Bilateral diplomatic relations rapidly improved, and the heads of state exchanged official visits. Obasanjo visited Washington in October 1977, and Carter visited Lagos in March to April 1978. Obasanjo's state visit was the first of a Nigerian leader to the U.S. since independence,' while Carter's was the first ever state visit of a U.S. leader to a Sub-Saharan African country.' The product of these visits was the Nigerian–U.S. Manpower Training Agreement, under which thousands of Nigerians would receive technical training in the U.S.;' and agreements to set up four joint working groups, on investment and trade, technology, agriculture, and rural development and education. Over the next two years, official trade delegations travelled frequently between the countries for high-level consultations. Also in 1977, the Nigerian government signed two large contracts with American firms for the planning of its new capital in Abuja, a notable departure from the tradition of Nigerian–British cooperation on such matters. Military assistance also increased: whereas U.S. sales of military equipment to Nigeria had amounted to only about $12.6 million between 1950 and 1976, in 1977 the U.S. approved $45.5 million in such sales. Finally, Carter and Obasanjo quickly reached a partial resolution of their countries' disagreements over Southern Africa. In September 1977, Obasanjo publicly and strongly endorsed the new Anglo–American proposals for a settlement in Rhodesia, and lobbied for them in a meeting in Lusaka with the heads of the frontline states.' This followed meetings with Young and the U.S. government about the details of the proposal, and, thereafter, Nigeria was closely consulted on developments – after negotiations collapsed in January 1978, U.S. and other Western representatives flew to Lagos for consultation with the Nigerian government.

When Nigeria returned to a democratic system under the Second Republic, diplomatic relations remained amicable. Indeed, Nigeria's democratic constitution of 1979 was loosely modelled on the U.S. federal presidential system, and sixteen Members of the Nigerian National Assembly visited the U.S. Congress to study how the system operated under the demographic complexities of ethnicity and religion which the U.S. and Nigeria had in common. Vice President Walter Mondale visited Nigeria in July 1980 as part of an African tour, and he emphasised the U.S.'s desire to strengthen its economic links with Nigeria.

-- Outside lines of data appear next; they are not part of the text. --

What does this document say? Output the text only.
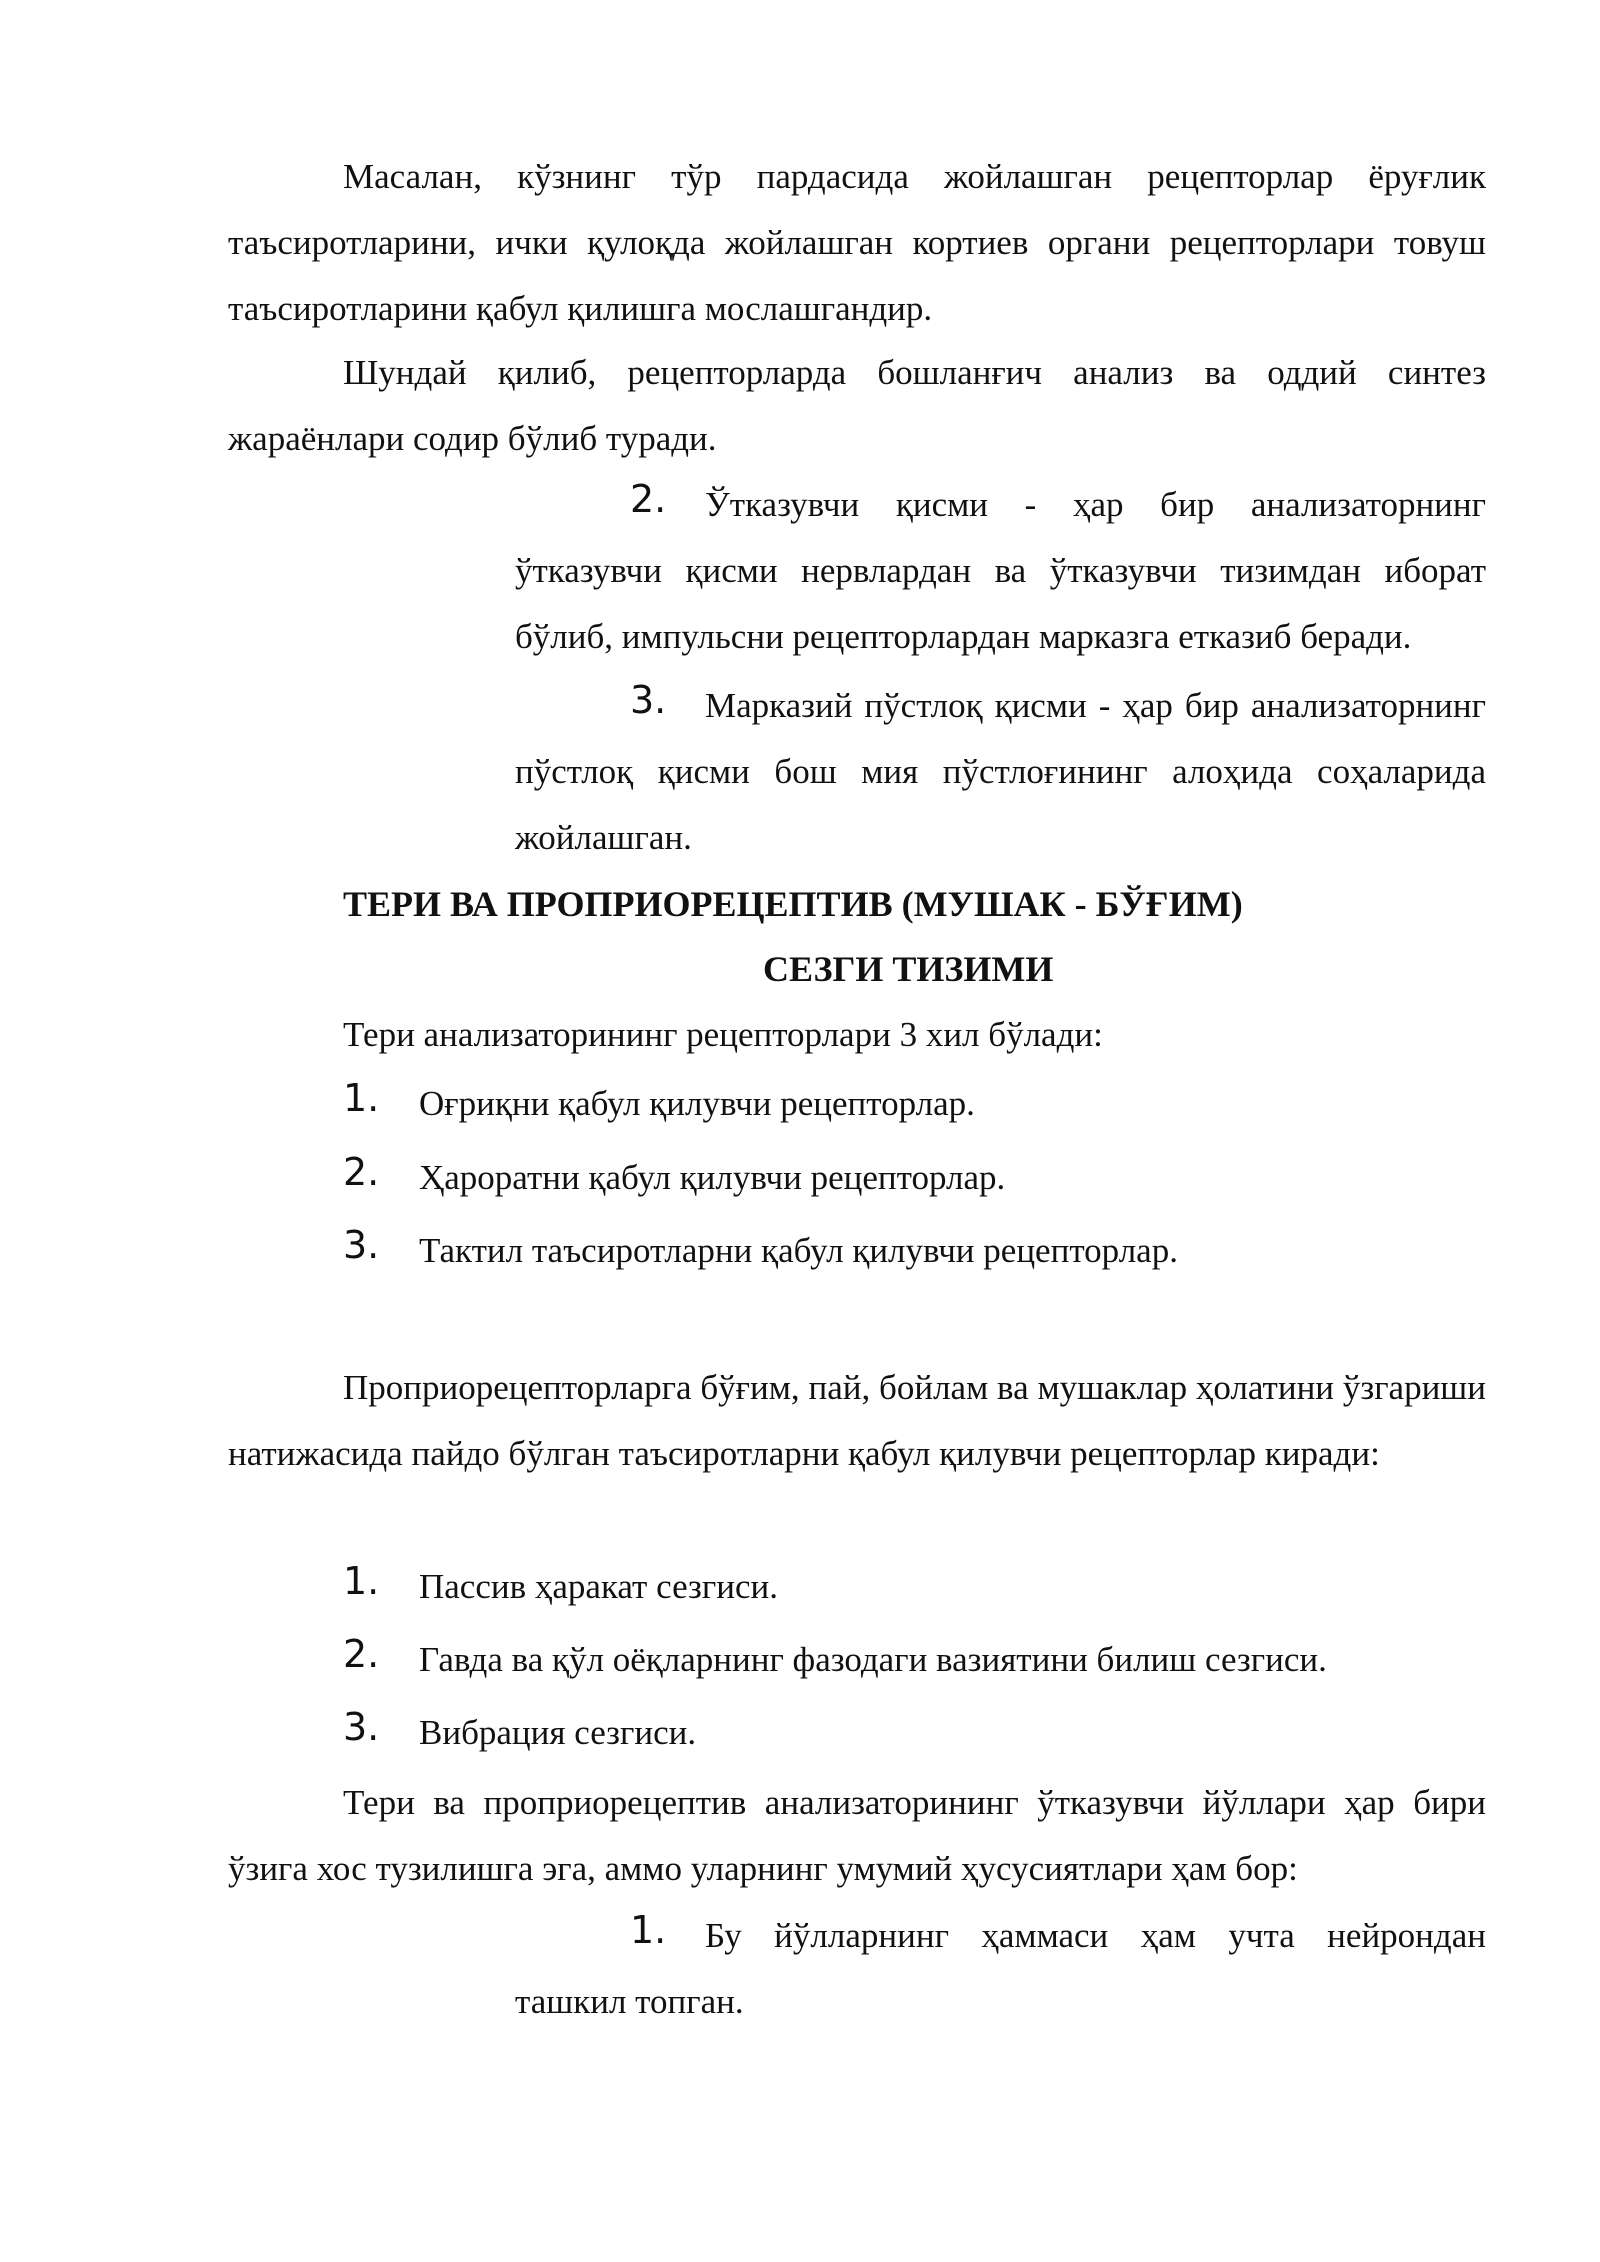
Масалан, кўзнинг тўр пардасида жойлашган рецепторлар ёруғлик таъсиротларини, ички қулоқда жойлашган кортиев органи рецепторлари товуш таъсиротларини қабул қилишга мослашгандир.

Шундай қилиб, рецепторларда бошланғич анализ ва оддий синтез жараёнлари содир бўлиб туради.

2.	Ўтказувчи қисми - ҳар бир анализаторнинг ўтказувчи қисми нервлардан ва ўтказувчи тизимдан иборат бўлиб, импульсни рецепторлардан марказга етказиб беради.

3.	Марказий пўстлоқ қисми - ҳар бир анализаторнинг пўстлоқ қисми бош мия пўстлоғининг алоҳида соҳаларида жойлашган.

ТЕРИ ВА ПРОПРИОРЕЦЕПТИВ (МУШАК - БЎҒИМ)

СЕЗГИ ТИЗИМИ

Тери анализаторининг рецепторлари 3 хил бўлади:
1. Оғриқни қабул қилувчи рецепторлар.
2. Ҳароратни қабул қилувчи рецепторлар.
3. Тактил таъсиротларни қабул қилувчи рецепторлар.

Проприорецепторларга бўғим, пай, бойлам ва мушаклар ҳолатини ўзгариши натижасида пайдо бўлган таъсиротларни қабул қилувчи рецепторлар киради:

1. Пассив ҳаракат сезгиси.
2. Гавда ва қўл оёқларнинг фазодаги вазиятини билиш сезгиси.
3. Вибрация сезгиси.

Тери ва проприорецептив анализаторининг ўтказувчи йўллари ҳар бири ўзига хос тузилишга эга, аммо уларнинг умумий ҳусусиятлари ҳам бор:

1.	Бу йўлларнинг ҳаммаси ҳам учта нейрондан ташкил топган.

Nigerian President Shehu Shagari visited the U.S. in October 1980.

However, domestic Nigerian opinion on closer Nigeria–U.S. cooperation was mixed. Some domestic constituencies, including parts of the press, resented the development and opposed the government's support for the Anglo-American plan in Rhodesia. At the official level, Southern Africa remained a sticking point. The Carter administration's application of its Africa policy sometimes appeared "erratic" to Nigerian officials, fermenting doubt about the sincerity of the U.S.'s commitments to justice and independence in Southern Africa. Its relative serenity about communist expansion did not eliminate the U.S. propensity – in the eyes of the Nigerians – for "overreaction". During Carter's Lagos visit, Obasanjo "politely declined" Carter's invitation to issue a joint condemnation of Soviet and Cuban involvement in Africa. Nigeria was not supportive of the U.S.'s involvement in Shaba II or, later, in the Horn of Africa, and its relationship with South Africa was particularly unpopular. In October 1977, for example, though the U.S. supported a six-month arms embargo on South Africa at the UN Security Council, it also joined Britain and France in vetoing the Afro-Asian draft resolution which called for mandatory economic and military sanctions. During Carter's visit to Lagos in April 1978, Obasanjo was openly critical of the U.S. and the West for their lukewarm stance on apartheid and their continued collaboration with Pretoria on military and economic matters. Such tensions worsened under Carter's successor, Ronald Reagan, whose government undertook "constructive engagement" with Pretoria and vetoed Security Council resolutions on sanctions. A consistent supporter of sanctions against South Africa, Nigeria welcomed the U.S. Congress's defiance of Reagan's veto in passing the 1986 Comprehensive Anti-Apartheid Act.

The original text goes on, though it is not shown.